Als erstes touristisches Dorf in Rumänien hat Șirnea eine lange Tradition der Gastfreundschaft. Hier gibt es noch Unterkünfte, die schon zu Zeiten des Kommunismus in Rumänien existierten:
"Es sind Unterkünfte mit Tradition, mit Gastgebern, die Zehntausende von Touristen beherbergt haben und das immer noch tun. Es sind Bauernhöfe und Pensionen, aber auch Hotels, mit Preisen für jeden. Ohne falsche Bescheidenheit: Es gibt keinen einzigen Touristen, mit dem ich in all den Jahren als Tourismus-Mensch in Șirnea zu tun hatte, der nicht als Freund abgereist wäre. Wir haben sogar eine App entwickelt, einen virtuellen Reiseführer, den wir für unsere Routen verwenden und der unseren Touristen Übersetzungen in einigen Fremdsprachen bietet."
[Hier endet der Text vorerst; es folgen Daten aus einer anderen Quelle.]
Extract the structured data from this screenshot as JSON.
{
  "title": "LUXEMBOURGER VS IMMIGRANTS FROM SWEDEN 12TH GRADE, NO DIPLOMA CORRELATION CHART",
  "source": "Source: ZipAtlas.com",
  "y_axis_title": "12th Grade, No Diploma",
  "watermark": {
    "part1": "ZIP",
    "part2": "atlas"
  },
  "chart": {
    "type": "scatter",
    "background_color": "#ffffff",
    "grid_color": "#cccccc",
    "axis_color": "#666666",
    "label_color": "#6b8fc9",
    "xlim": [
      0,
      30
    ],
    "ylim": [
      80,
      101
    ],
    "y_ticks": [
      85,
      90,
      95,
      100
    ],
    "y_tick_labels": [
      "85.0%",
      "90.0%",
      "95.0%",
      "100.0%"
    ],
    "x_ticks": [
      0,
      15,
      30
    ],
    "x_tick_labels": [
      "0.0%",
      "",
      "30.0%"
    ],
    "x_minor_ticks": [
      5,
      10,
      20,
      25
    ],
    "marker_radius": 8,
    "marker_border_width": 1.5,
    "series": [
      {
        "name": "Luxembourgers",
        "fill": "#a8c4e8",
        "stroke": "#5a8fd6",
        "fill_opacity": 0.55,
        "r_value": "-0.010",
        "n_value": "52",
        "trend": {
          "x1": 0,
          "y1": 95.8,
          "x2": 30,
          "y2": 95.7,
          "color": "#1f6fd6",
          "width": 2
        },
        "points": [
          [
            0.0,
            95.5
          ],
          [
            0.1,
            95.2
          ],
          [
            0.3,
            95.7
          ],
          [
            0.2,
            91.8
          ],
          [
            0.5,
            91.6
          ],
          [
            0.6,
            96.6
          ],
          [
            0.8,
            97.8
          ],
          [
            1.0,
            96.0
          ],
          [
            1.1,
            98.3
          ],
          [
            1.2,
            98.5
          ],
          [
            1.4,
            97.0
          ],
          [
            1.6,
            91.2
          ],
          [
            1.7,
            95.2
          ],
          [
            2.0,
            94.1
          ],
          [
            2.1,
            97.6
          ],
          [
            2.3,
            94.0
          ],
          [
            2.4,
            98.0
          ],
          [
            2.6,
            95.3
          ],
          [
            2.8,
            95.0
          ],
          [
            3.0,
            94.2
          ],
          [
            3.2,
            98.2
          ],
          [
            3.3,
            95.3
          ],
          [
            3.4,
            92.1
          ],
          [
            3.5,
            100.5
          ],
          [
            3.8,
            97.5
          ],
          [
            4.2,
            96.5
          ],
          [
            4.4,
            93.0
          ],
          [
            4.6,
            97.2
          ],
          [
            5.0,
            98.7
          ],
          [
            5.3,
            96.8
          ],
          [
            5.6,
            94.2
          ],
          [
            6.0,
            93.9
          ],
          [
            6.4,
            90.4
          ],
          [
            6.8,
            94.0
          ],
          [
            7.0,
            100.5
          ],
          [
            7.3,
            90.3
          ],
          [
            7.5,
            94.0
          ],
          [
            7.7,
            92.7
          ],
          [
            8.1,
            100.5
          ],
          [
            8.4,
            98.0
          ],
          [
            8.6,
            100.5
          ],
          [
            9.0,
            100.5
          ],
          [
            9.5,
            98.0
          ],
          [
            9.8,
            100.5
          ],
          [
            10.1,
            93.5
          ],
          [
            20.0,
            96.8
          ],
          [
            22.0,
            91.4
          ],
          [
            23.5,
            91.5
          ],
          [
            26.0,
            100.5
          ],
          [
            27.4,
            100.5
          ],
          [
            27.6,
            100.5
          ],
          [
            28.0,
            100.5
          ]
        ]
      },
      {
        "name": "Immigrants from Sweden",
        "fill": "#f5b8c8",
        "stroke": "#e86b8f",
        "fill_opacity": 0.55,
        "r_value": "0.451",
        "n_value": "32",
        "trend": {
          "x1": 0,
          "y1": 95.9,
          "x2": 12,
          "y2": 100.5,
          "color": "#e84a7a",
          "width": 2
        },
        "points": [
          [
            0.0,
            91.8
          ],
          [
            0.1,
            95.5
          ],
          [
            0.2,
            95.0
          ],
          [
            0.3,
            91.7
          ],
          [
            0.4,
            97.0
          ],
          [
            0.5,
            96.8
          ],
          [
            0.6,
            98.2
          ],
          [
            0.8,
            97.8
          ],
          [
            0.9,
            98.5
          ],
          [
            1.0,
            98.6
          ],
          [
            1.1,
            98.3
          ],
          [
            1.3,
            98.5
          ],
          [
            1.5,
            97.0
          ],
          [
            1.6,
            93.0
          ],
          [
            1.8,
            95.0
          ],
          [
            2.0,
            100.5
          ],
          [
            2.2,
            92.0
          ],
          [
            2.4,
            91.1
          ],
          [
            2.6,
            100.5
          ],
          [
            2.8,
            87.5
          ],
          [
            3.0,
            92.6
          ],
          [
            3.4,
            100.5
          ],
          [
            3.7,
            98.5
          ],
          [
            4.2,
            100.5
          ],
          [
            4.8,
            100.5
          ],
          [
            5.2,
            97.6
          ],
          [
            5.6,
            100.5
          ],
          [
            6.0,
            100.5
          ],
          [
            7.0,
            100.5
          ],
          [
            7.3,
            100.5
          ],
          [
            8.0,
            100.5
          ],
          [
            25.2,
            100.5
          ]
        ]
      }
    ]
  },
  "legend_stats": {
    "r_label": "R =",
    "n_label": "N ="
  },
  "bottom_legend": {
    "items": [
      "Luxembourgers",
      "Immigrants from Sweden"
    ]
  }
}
Zu den zukünftigen Projekten für den Tourismus in Șirnea gehören die Markierung weiterer Rundwege und die Entwicklung neuer Touren. Eugen Totîlcă plant, Besuche in einem Schäfebetrieb einzubauen, damit die Touristen dort einkehren und traditionelle Hirtengerichte probieren können. Und ganz im Trend lieg auch sein neues Projekt:
"Im Zentrum ist ein neues Projekt letztes Jahr angelaufen: Neben dem Reiten selbst auch Reittherapie. Wir haben einen befreundeten Therapeuten, der das machen kann. Unsere Gemeinschaft möchte die Traditionen von Șirnea bewahren, sie fördern und Șirnea als ökotouristisches Reiseziel bekannt machen, wo Abenteuer und Tradition im Vordergrund stehen, um den Touristen, die unser Dorf besuchen, ein ganzheitliches Erlebnis zu bieten."
Die bequemste Art, Șirnea zu besuchen, ist, sich an ein Reisebüro zu wenden, das ein komplettes Paket anbieten kann. Der kürzlich fertiggestellte Flughafen Brasov-Ghimbav, der im Juni dieses Jahres in Betrieb genommen werden soll, ist nur 45 km von Șirnea, dem ersten touristischen Dorf Rumäniens, entfernt.